OK, from the AI’s point of view: Look at every universe-history from a God’s-eye view, and score it based on “the AI is being corrigible”. The universe-histories where the AI disables the shutoff switch scores poorly, and so do the universe-histories where the AI manipulates the humans in a way we don’t endorse. From a God’s-eye view, it could even (Paul-corrigibility-style) depend on what’s happening inside the AI’s own algorithm, like what is it “trying” to do. OK, then we rank-order all the possible universe-histories based on the score, and imagine an AI that makes decisions based on the corresponding set of preferences over universe-histories. Would you describe that AI as corrigible?
OK, from the AI’s point of view: Look at every universe-history from a God’s-eye view, and score it based on “the AI is being corrigible”. The universe-histories where the AI disables the shutoff switch scores poorly, and so do the universe-histories where the AI manipulates the humans in a way we don’t endorse. From a God’s-eye view, it could even (Paul-corrigibility-style) depend on what’s happening inside the AI’s own algorithm, like what is it “trying” to do. OK, then we rank-order all the possible universe-histories based on the score, and imagine an AI that makes decisions based on the corresponding set of preferences over universe-histories. Would you describe that AI as corrigible?
This manages corrigibility without going beyond consequentialism. However, I think there is some self-reference tension that makes it less reasonable than it might seem at first glance. Here’s two ways of making it more concrete:
A universe-history from a God’s-eye view includes the AI itself, including all of its internal state and reasoning. But this makes it impossible to have an AI program optimizes for matching something high in the rank-ordering, because if (hypothetically) the AI running tit-for-tat was a highly ranked trajectory, then it cannot be achieved by the AI running “simulate a wide variety of strategies that the AI could run, and find one that leads to a high ranking in the trajectory world-ordering, which happens to be tit-for-tat, and so pick that”, e.g. because that’s a different strategy than tit-for-tat itself, or because that strategy is “bigger” than tit-for-tat, or similar.
One could consider a variant method. In our universe, for the preferences we would realistically write, the exact algorithm that runs as the AI probably doesn’t matter. So another viable approach would be to take the God’s-eye rank-ordering and transform it into a preference rank-ordering of embedded/indexical/”AI’s eye” trajectories which as best as possible approximates the God’s-eye view. And then one could have an AI that optimizes over these. One issue is that I believe an isomorphic argument could be applied to states (i.e. you could have a state rank-ordering preference along the lines of “0 if the state appears in highly-ranked trajectories, −1 if it doesn’t appear”, and then due to properties of the universe like reversibility of physics, an AI optimizing for this would act like an AI optimizing for the trajectories). I think the main issue with this is that while this would technically work, it essentially works by LARPing as a different kind of agent, and so it either inherits properties more like that different kind of agent, or is broken.

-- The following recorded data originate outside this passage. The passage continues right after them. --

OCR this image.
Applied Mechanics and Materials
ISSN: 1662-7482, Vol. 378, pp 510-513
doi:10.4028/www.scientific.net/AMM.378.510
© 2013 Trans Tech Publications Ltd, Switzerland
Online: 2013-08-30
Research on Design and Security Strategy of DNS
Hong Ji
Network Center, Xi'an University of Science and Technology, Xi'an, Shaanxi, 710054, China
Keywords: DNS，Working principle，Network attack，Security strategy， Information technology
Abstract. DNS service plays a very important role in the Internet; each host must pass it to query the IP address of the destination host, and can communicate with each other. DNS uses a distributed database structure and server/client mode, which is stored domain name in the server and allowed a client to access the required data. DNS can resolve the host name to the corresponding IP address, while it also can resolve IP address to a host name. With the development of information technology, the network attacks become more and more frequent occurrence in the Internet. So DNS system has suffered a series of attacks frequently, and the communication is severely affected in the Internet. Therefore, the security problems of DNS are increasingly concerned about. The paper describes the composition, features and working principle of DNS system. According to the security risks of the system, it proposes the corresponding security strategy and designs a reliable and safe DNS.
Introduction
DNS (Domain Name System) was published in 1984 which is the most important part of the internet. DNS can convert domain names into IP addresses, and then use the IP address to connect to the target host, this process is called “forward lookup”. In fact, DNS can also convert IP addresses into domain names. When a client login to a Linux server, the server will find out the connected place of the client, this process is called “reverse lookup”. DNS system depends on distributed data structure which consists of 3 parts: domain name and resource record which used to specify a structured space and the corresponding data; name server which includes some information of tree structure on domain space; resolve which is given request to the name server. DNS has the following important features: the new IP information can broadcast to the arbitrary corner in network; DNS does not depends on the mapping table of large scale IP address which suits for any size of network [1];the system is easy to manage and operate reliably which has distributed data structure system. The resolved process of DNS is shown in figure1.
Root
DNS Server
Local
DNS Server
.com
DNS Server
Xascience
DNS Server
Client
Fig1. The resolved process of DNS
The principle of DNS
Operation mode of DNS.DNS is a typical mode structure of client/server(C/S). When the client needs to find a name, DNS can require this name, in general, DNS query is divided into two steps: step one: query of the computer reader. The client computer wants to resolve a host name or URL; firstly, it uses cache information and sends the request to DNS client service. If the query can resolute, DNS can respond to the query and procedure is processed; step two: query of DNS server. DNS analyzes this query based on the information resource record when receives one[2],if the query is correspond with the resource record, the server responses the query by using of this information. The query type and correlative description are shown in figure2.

I should mention that the self-reference issue in a way isn’t the “main” thing motivating me to make these distinctions; instead it’s more that I suspect it to be the “root cause”. My main thing motivating me to make the distinctions is just that the math for decision theory doesn’t tend to take a God’s-eye view, but instead a more dualist view.
Ohhh.
I said “When I think of “being able to turn off the AI when we want to”, I see it as a trajectory-kind-of-thing, not a future-state-kind-of-thing.” That sentence was taking the human’s point of view. And you responded to that, so I was assuming you were also taking the human’s point of view, and then my response was doing that too. But when you said “counterfactual”, you were actually taking the AI’s point of view. (Correct?) If so, sorry for my confusion.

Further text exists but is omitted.